What’s worse than seeing a zombie coming toward you empty-handed? Let me tell you.
What’s notable about this movie, he said paradoxically, is how unremarkable it is. Aside from Harris’ playboy demeanor, the implication that Harris and Jeanine spend the night together, and the decapitation of the fisherman, the entire production would be right at home among the zombie movies made twenty or more years previous — I’m thinking specifically of King of the Zombies (1941) and the like. There’s even a mention of an “army of unstoppable soldiers” thrown in at the end; you know it had to be there, because voodoo-influenced mad science always has a military application. If it hadn’t been for the retitle, Zombies would be even more obscure and forgotten than it is.
Some Notable Totables:
- body count: 4, plus 1 goat and 1 chicken
- breasts: 0
- explosions: 6
- ominous thunderstorms: 2
- actors who’ve appeared on Star Trek: 0













11, because it’s one seductiver!
*Steps on the gas as the sirens of the grammar police grow louder…*
I had to look up the phrase “goat without horns” — it sounds like the American South’s very own blood libel. You learn something new every day.
I have no idea what other meanings it may have, but here the phrase meant a human sacrifice (in place of a goat, see).

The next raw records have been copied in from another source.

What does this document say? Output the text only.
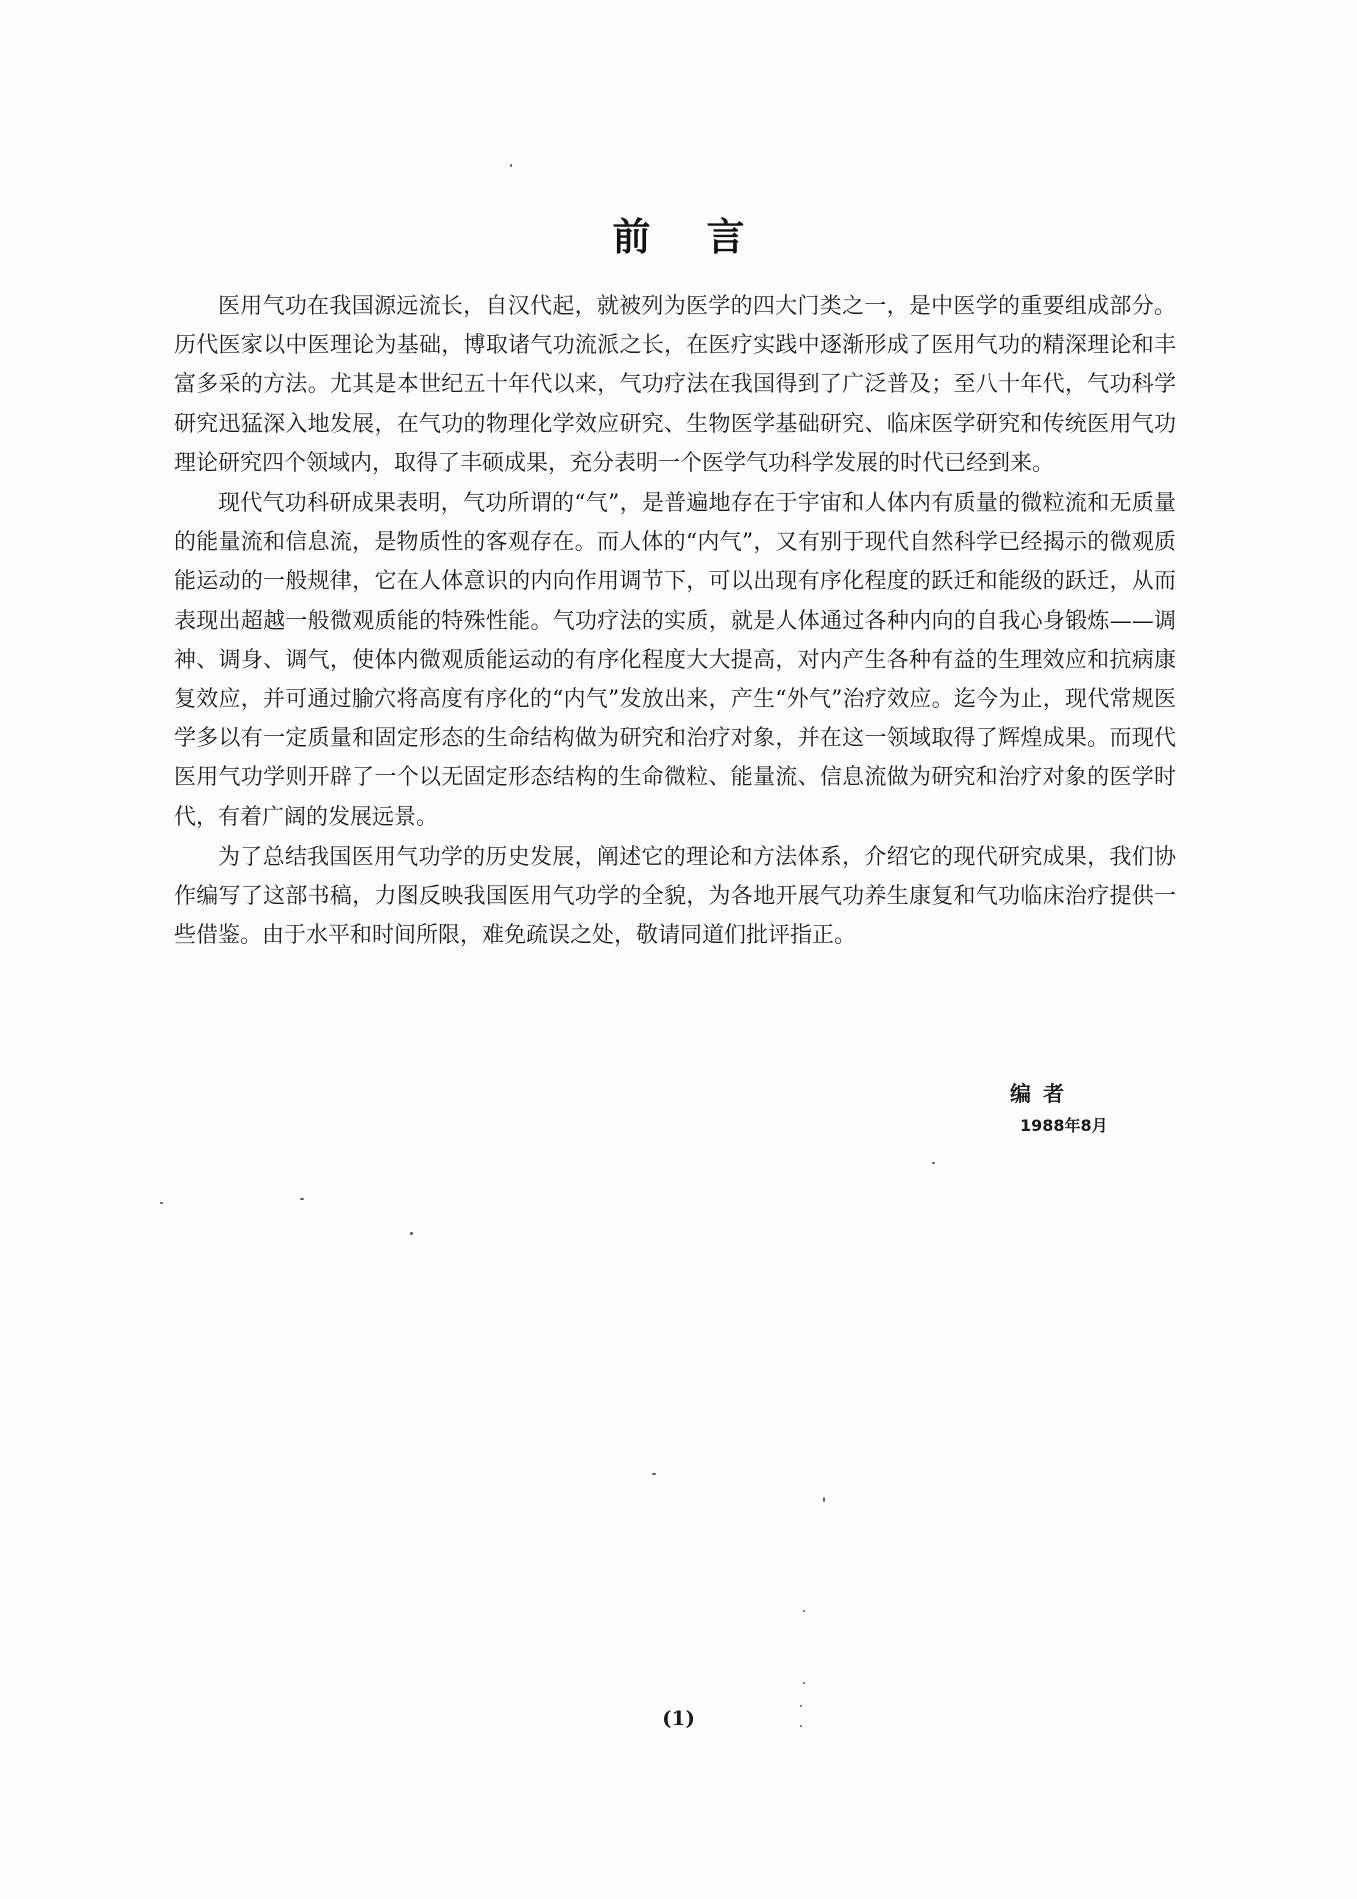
前 言

医用气功在我国源远流长，自汉代起，就被列为医学的四大门类之一，是中医学的重要组成部分。历代医家以中医理论为基础，博取诸气功流派之长，在医疗实践中逐渐形成了医用气功的精深理论和丰富多采的方法。尤其是本世纪五十年代以来，气功疗法在我国得到了广泛普及；至八十年代，气功科学研究迅猛深入地发展，在气功的物理化学效应研究、生物医学基础研究、临床医学研究和传统医用气功理论研究四个领域内，取得了丰硕成果，充分表明一个医学气功科学发展的时代已经到来。

现代气功科研成果表明，气功所谓的“气”，是普遍地存在于宇宙和人体内有质量的微粒流和无质量的能量流和信息流，是物质性的客观存在。而人体的“内气”，又有别于现代自然科学已经揭示的微观质能运动的一般规律，它在人体意识的内向作用调节下，可以出现有序化程度的跃迁和能级的跃迁，从而表现出超越一般微观质能的特殊性能。气功疗法的实质，就是人体通过各种内向的自我心身锻炼——调神、调身、调气，使体内微观质能运动的有序化程度大大提高，对内产生各种有益的生理效应和抗病康复效应，并可通过腧穴将高度有序化的“内气”发放出来，产生“外气”治疗效应。迄今为止，现代常规医学多以有一定质量和固定形态的生命结构做为研究和治疗对象，并在这一领域取得了辉煌成果。而现代医用气功学则开辟了一个以无固定形态结构的生命微粒、能量流、信息流做为研究和治疗对象的医学时代，有着广阔的发展远景。

为了总结我国医用气功学的历史发展，阐述它的理论和方法体系，介绍它的现代研究成果，我们协作编写了这部书稿，力图反映我国医用气功学的全貌，为各地开展气功养生康复和气功临床治疗提供一些借鉴。由于水平和时间所限，难免疏误之处，敬请同道们批评指正。

编者
1988年8月
(1)
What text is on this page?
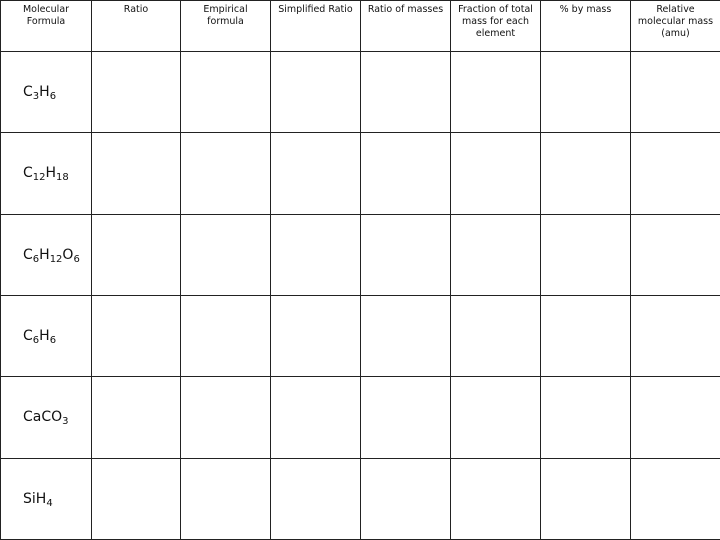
Molecular Formula	Ratio	Empirical formula	Simplified Ratio	Ratio of masses	Fraction of total mass for each element	% by mass	Relative molecular mass (amu)

$C_3H_6$							
$C_{12}H_{18}$							
$C_6H_{12}O_6$							
$C_6H_6$							
CaCO$_3$							
SiH$_4$							
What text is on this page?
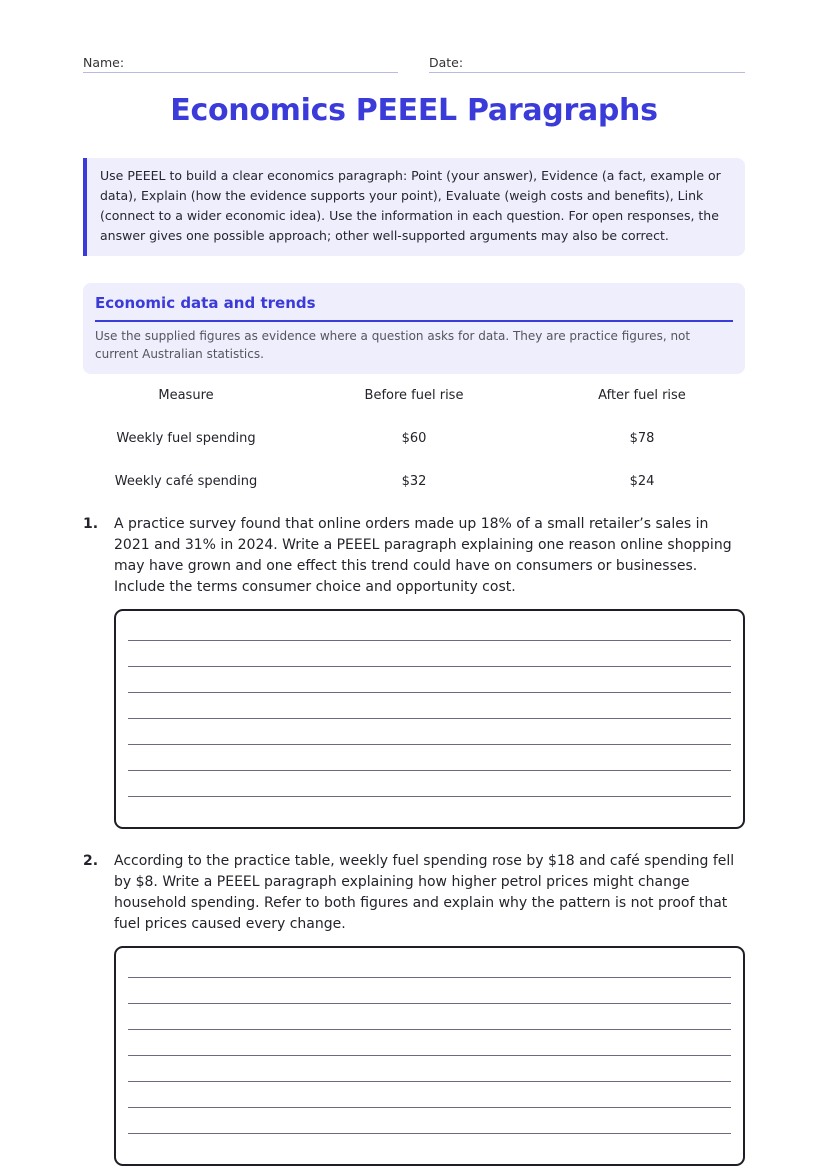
Name:	Date:
Economics PEEEL Paragraphs
Use PEEEL to build a clear economics paragraph: Point (your answer), Evidence (a fact, example or data), Explain (how the evidence supports your point), Evaluate (weigh costs and benefits), Link (connect to a wider economic idea). Use the information in each question. For open responses, the answer gives one possible approach; other well-supported arguments may also be correct.
Economic data and trends
Use the supplied figures as evidence where a question asks for data. They are practice figures, not current Australian statistics.
Measure	Before fuel rise	After fuel rise
Weekly fuel spending	$60	$78
Weekly café spending	$32	$24
1. A practice survey found that online orders made up 18% of a small retailer’s sales in 2021 and 31% in 2024. Write a PEEEL paragraph explaining one reason online shopping may have grown and one effect this trend could have on consumers or businesses. Include the terms consumer choice and opportunity cost.
2. According to the practice table, weekly fuel spending rose by $18 and café spending fell by $8. Write a PEEEL paragraph explaining how higher petrol prices might change household spending. Refer to both figures and explain why the pattern is not proof that fuel prices caused every change.
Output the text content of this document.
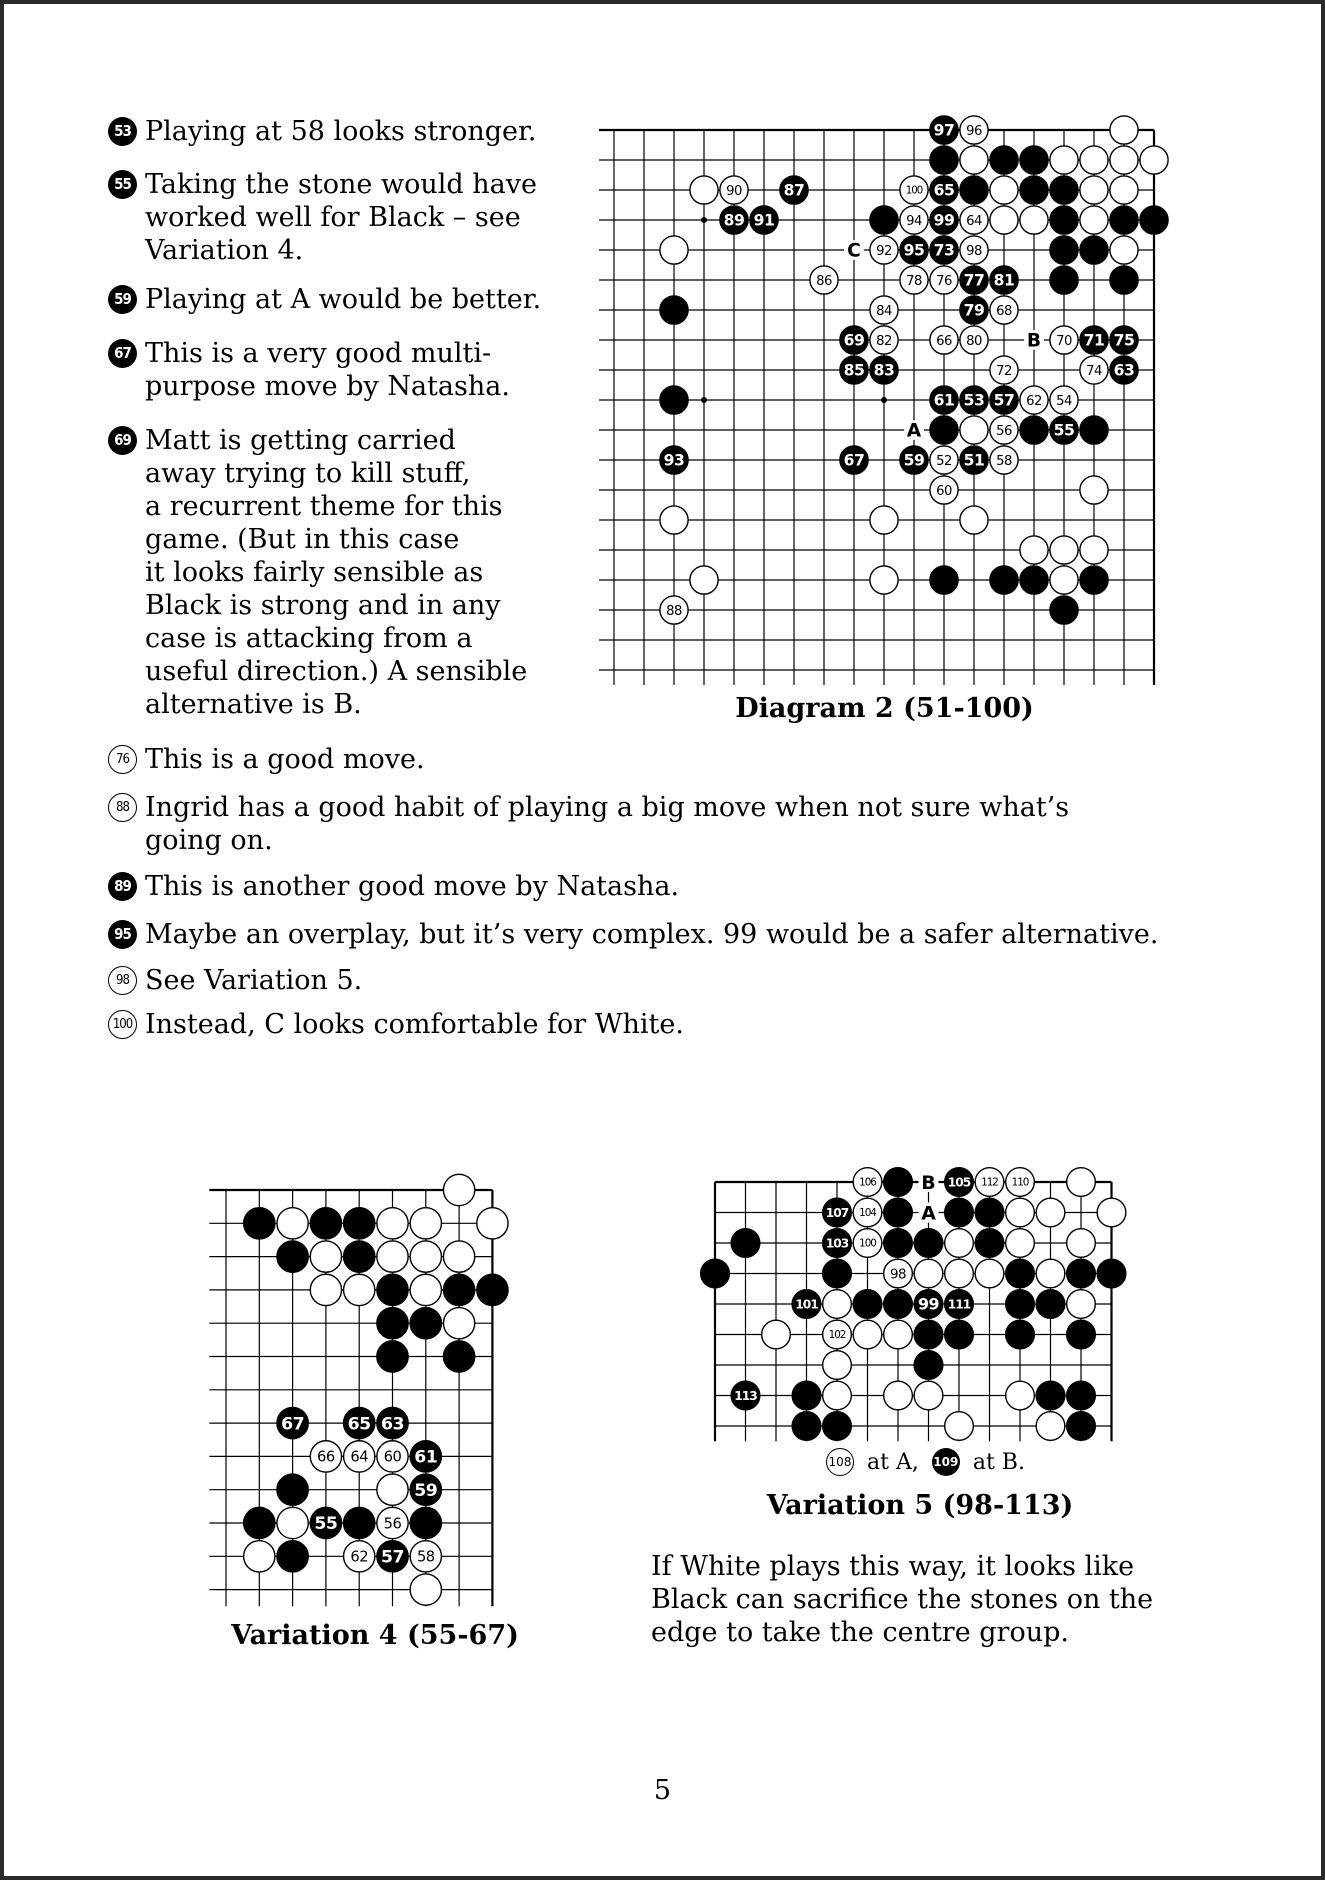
53 Playing at 58 looks stronger.
55 Taking the stone would have
worked well for Black – see
Variation 4.
59 Playing at A would be better.
67 This is a very good multi-
purpose move by Natasha.
69 Matt is getting carried
away trying to kill stuff,
a recurrent theme for this
game. (But in this case
it looks fairly sensible as
Black is strong and in any
case is attacking from a
useful direction.) A sensible
alternative is B.
76 This is a good move.
88 Ingrid has a good habit of playing a big move when not sure what’s
going on.
89 This is another good move by Natasha.
95 Maybe an overplay, but it’s very complex. 99 would be a safer alternative.
98 See Variation 5.
100 Instead, C looks comfortable for White.
97 96
90	87	100 65
89 91	94 99 64
92 95 73 98
86	78 76 77 81
84	79 68
69 82	66 80	70 71 75
85 83	72	74 63
61 53 57 62 54
56	55
93	67	59 52 51 58
60
88
C
B
A
Diagram 2 (51-100)
67	65 63
66 64 60 61
59
55	56
62 57 58
Variation 4 (55-67)
106	105 112 110
107 104
103 100
98
101	99 111
102
113
B
A
108 at A, 109 at B.
Variation 5 (98-113)
If White plays this way, it looks like
Black can sacrifice the stones on the
edge to take the centre group.
5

Oh this was so hilarious. I would never watch the movie, but review is so good. I was crying-laughing in many parts (and my roommate was glaring at me in strange way, well I can understand her in this case). The last photo and the sentence: “What’s worse than seeing a zombie coming toward you empty-handed? Let me tell you.” was a killer, I still cant stopl laughing from it. Really awesome writing style!
Glad you enjoyed it. Tell your friends! Your enemies! Random strangers!